The very public nature of the debate and the heat of argument led to a complete and unexpected breach between the two men who had been friends and allies for twenty five years. Fox (as shown in the print) broke down in tears, asking Burke to remember the length and depth of their friendship, but to no avail. Burke refused a reconciliation, even on his deathbed in 1797.
There are several things to note about Gillray's depiction. One is the dramatic change in the portrayal of Burke. Gone are the visual allusions to Burke's crypto-Catholicism that we saw in Cincinnatus in Retirement (1782), Evening Consolation (1785), and Wife & No Wife... (1786). He is now shown as morally and visually superior to Fox and Sheridan, a substantial figure (he seems to have gained weight) in contrast to his lean and hungry portrayal in earlier prints.

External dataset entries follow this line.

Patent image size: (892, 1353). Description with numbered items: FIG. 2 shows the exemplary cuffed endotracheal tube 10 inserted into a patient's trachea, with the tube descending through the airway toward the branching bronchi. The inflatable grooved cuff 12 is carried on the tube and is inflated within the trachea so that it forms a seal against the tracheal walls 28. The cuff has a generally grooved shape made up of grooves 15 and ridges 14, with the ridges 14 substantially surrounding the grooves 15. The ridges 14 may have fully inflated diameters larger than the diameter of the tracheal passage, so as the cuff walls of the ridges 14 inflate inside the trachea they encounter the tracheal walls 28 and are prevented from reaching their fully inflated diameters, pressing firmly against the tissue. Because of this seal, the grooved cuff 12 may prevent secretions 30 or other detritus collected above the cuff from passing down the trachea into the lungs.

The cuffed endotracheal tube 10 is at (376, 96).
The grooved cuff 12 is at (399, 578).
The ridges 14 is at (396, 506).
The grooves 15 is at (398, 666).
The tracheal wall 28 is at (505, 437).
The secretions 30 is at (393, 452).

There are also at least two theatrical allusions which serve to further define Burke and Sheridan. In Burke's case, his former association with these "miscreant Jacobites" as Fox and Sheridan are called, is explained away by analogy to Prince Hal in Shakespeare's Henry IV who said
I know you all, and will awhile uphold
The unyoked humor of your idleness.
Yet herein will I imitate the sun,
Who doth permit the base contagious clouds
To smother up his beauty from the world,
That, when he please again to be himself,
...he may be more wondered at. . .
In the case of Sheridan, the implicit comparison to the hypocrite Joseph Surface in School for Scandal renews a frequent charge that Sheridan was an opportunist whose opinions were adopted or discarded for personal benefit.

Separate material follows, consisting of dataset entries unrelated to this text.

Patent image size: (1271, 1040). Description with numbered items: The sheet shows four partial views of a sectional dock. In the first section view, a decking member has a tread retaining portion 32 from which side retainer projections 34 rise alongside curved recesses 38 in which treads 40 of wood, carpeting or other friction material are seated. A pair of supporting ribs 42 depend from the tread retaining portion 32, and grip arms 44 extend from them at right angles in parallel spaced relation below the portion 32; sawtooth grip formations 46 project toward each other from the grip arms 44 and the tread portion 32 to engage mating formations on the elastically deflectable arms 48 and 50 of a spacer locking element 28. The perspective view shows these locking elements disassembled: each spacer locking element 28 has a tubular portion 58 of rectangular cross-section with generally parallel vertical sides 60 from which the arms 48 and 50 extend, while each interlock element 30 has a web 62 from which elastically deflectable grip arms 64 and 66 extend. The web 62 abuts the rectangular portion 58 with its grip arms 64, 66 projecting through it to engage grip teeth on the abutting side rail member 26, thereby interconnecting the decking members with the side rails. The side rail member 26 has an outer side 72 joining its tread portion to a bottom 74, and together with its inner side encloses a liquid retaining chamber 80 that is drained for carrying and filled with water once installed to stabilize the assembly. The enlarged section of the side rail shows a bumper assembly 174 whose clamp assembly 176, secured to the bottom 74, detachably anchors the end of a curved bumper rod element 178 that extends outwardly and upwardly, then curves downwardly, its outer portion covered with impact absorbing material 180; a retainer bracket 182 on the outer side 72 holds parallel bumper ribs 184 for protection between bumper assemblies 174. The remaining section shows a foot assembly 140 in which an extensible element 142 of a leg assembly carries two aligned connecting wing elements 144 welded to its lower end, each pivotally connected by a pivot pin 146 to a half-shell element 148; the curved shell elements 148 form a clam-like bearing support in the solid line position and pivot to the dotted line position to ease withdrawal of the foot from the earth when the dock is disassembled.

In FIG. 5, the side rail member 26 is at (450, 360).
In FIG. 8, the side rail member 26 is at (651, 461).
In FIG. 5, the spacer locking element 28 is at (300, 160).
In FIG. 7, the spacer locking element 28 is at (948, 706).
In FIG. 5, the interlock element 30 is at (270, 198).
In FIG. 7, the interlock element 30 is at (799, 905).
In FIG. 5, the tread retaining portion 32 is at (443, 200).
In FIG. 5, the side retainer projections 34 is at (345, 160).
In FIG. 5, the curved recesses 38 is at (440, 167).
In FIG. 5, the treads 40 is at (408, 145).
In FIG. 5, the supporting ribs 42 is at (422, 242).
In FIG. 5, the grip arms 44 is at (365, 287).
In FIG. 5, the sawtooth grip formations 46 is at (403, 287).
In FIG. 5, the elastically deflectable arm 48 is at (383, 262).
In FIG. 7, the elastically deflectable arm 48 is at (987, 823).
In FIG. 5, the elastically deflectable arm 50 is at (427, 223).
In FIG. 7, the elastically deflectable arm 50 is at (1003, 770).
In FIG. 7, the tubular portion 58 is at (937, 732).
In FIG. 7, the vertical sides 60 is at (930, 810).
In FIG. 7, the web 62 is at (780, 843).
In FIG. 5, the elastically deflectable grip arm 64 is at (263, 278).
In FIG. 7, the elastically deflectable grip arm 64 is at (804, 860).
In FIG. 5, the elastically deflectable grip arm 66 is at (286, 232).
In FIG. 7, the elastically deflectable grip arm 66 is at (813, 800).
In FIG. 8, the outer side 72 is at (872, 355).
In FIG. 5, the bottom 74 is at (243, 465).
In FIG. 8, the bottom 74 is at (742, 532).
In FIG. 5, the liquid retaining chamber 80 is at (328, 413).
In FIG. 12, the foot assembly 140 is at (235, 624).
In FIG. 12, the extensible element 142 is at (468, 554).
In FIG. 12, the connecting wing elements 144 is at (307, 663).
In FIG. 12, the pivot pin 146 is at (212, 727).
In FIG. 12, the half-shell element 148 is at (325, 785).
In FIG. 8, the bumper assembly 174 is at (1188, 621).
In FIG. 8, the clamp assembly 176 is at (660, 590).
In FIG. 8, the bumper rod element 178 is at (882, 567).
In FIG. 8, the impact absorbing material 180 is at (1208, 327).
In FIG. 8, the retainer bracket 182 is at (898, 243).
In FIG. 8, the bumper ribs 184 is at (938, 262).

The argument of the print is carried on via text bubbles in which Burke accuses his former allies of being, in effect, "miscreant Jacobites" intent on the overthrow of the British constitution, and Fox and Sheridan are shown admitting as much. But in spite of Gillray's liberal use of quotation marks, Burke never directly accused either Fox or Sheridan during the debate. What he did say, however, was that he could prove
that the issue of the French constitution, or revolution, whichever they liked to call it, could never serve the cause of liberty, but would inevitably promote tyranny, anarchy, and confusion... [that] the French constitution was the exact opposite of the English in every thing, and nothing could be so dangerous as to set it up to the view of the English, [as Fox was, in effect, doing] to mislead and debauch their minds.
The odd orientation of the text bubbles reminds us that, although caricatures could be hung on a wall like serious paintings and drawings, they were fundamentally an interactive medium, designed to be held in the hands of their consumers who could rotate them 90 degrees or draw them closer to examine their details. In that sense they were an early challenge to the concept that art must be consumed in a single monolithic way.